Immunoproteasome deficiency protects in the retina after optic nerve crush

Nathan J. Schuld, Stacy A. Hussong, Rebecca J. Kapphahn, Ute Lehmann, Heidi Roehrich, Abrar A. Rageh, Neal D. Heuss, Wendy Bratten, Dale S. Gregerson, Deborah A. Ferrington

Research output: Contribution to journalArticlepeer-review

15 Scopus citations

Abstract

The immunoproteasome is upregulated by disease, oxidative stress, and inflammatory cytokines, suggesting an expanded role for the immunoproteasome in stress signaling that goes beyond its canonical role in generating peptides for antigen presentation. The signaling pathways that are regulated by the immunoproteasome remain elusive. However, previous studies suggest a role for the immunoproteasome in the regulation of PTEN and NF-κB signaling. One well-known pathway upstream of NF-κB and downstream of PTEN is the Akt signaling pathway, which is responsible for mediating cellular survival and is modulated after optic nerve crush (ONC). This study investigated the role of retinal immunoproteasome after injury induced by ONC, focusing on the Akt cell survival pathway. Retinas or retinal pigment epithelial (RPE) cells from wild type (WT) and knockout (KO) mice lacking either one (LMP2) or two (LMP7 and MECL-1) catalytic subunits of the immunoproteasome were utilized in this study.We show that mRNA and protein levels of the immunoproteasome subunits are significantly upregulated in WT retinas following ONC. Mice lacking the immunoproteasome subunits show either a delayed or dampened apoptotic response as well as altered Akt signaling, compared to WT mice after ONC. Treatment of the RPE cells with insulin growth factor-1 (IGF-1) to stimulate Akt signaling confirmed that the immunoproteasome modulates this pathway, and most likely modulates parallel pathways as well.
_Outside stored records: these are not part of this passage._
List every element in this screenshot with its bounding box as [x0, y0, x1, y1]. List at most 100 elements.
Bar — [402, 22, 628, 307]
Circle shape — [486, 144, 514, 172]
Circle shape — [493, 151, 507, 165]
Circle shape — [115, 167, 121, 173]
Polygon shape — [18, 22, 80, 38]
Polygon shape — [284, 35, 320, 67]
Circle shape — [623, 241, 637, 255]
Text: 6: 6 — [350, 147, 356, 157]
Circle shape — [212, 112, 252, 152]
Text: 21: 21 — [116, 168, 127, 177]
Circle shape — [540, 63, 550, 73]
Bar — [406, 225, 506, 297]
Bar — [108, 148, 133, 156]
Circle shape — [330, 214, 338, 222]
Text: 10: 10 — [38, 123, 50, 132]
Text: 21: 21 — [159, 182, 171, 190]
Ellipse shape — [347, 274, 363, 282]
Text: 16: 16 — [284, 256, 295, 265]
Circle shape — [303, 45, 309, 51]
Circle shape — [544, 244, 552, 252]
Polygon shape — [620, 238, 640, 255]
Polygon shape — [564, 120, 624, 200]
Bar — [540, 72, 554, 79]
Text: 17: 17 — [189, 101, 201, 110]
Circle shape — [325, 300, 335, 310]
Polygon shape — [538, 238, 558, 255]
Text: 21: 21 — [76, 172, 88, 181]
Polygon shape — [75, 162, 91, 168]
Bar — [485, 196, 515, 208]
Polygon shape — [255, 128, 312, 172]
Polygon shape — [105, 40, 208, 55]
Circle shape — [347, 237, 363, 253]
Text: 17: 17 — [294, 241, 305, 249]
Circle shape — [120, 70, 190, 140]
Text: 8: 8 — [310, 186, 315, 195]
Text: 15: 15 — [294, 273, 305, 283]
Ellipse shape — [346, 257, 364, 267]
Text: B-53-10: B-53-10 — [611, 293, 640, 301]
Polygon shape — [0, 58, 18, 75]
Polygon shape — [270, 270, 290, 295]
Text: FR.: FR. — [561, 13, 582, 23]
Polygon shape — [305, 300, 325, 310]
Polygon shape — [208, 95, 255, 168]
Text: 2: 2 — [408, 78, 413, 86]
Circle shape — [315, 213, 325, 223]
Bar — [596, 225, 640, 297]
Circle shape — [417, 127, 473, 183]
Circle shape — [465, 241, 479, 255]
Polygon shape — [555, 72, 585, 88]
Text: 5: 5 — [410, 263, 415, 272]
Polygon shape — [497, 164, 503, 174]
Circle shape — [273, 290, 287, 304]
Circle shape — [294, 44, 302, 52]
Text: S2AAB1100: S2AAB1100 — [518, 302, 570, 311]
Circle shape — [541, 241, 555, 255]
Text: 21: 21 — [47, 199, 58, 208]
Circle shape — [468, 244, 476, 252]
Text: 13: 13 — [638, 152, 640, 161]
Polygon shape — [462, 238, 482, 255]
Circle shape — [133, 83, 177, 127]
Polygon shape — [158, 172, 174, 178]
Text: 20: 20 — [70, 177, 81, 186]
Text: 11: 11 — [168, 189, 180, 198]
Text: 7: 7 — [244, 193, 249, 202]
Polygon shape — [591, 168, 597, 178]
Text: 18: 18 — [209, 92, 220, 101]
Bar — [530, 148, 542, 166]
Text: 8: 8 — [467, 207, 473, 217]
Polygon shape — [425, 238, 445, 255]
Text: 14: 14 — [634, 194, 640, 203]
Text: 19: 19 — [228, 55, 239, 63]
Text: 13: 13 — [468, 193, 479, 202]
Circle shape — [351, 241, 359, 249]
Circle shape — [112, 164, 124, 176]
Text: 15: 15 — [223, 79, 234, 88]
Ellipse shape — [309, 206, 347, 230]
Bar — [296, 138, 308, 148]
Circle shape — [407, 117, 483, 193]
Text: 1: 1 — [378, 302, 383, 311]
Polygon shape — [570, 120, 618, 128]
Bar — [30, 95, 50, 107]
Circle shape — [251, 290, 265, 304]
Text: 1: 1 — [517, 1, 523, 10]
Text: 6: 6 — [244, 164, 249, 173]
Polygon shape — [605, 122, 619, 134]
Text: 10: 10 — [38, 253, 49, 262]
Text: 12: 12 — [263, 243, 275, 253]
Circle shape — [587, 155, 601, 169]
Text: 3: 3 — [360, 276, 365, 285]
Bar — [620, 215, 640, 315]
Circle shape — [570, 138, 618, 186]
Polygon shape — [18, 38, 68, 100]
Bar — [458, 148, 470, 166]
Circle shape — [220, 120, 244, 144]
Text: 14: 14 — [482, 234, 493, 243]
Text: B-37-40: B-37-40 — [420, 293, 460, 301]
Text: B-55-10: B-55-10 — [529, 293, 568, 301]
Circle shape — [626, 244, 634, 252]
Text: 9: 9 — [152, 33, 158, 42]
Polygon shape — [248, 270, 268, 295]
This study links the inducible expression of the immunoproteasome following retinal injury to Akt signaling, which is important in many disease pathways.

Original languageEnglish (US)
Article numbere0126768
JournalPloS one
Volume10
Issue number5
DOIs
StatePublished - May 15 2015

Bibliographical note

Publisher Copyright:
© 2015 Schuld et al.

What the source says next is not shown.